My research interests lie broadly in online learning and optimization, and asymptotic analysis, with a particular emphasis on the application of these methods in the field of inventory and revenue management.

Research Directions

Low-dimensional Heuristics Design for Operations Management

Many supply chain and revenue management problems have increasingly complicated features, e.g., positive lead times, multi-echelon, multi-products, and fluctuated demand environment. Therefore, the optimal policies for these problems usually have a complex structure, which may make the policies hard to implement and result in customers’ strategic behavior. When the dimensions of these features are large, the optimal policies are even computationally intractable due to the notorious curse of dimensionality. In this direction, we investigate how to design low-dimensional heuristics that are decided by a few parameters, such as base-stock, $(s,S)$, and static pricing policies. We want the new heuristic to be both easy to implement in practice and have a good theoretical guarantee.

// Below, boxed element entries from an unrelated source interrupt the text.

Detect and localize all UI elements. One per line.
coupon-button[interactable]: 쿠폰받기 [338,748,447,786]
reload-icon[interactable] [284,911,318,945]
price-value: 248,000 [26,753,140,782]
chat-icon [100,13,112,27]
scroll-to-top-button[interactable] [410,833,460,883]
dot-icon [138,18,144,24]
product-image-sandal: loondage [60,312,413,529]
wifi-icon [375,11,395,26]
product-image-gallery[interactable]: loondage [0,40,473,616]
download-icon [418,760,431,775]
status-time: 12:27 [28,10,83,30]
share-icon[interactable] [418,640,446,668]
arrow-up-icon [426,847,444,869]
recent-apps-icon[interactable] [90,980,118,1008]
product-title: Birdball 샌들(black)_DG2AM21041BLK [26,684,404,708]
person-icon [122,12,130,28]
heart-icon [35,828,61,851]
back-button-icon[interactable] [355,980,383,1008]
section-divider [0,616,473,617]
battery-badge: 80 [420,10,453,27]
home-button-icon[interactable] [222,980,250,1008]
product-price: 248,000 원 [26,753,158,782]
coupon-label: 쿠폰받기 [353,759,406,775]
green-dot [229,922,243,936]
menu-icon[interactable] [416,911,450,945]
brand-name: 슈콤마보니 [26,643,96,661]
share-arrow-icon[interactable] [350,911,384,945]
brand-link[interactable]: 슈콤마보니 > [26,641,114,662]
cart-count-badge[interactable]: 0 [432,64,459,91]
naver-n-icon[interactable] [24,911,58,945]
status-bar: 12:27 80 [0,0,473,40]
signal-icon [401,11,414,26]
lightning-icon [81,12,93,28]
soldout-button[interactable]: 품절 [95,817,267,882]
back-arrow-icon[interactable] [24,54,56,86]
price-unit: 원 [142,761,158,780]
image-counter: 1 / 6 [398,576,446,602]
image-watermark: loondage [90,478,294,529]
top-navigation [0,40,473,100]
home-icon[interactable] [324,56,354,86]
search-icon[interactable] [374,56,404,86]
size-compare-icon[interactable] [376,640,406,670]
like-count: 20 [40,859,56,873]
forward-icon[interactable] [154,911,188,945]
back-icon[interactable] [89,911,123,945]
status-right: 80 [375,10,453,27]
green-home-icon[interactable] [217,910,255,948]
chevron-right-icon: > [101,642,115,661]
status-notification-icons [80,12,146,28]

Learning and Optimization of Structured Policies for Markov Decision Processes

Many Markov decision processes are shown to have structured optimal policies or near-optimal low-dimensional heuristics as discussed above. However, existing studies mainly show the (near) optimal policy falls into certain policy families, but do not give algorithmic methods to search for the best one. In this direction, we investigate how to design new algorithms for optimizing structured policies for Markov decision processes. For example, base-stock policies and constant order policies in inventory control. We also try to provide new insights into classical data-driven methods, such as Stochastic Gradient Descent (SGD) and Sample Average Approximation (SAA).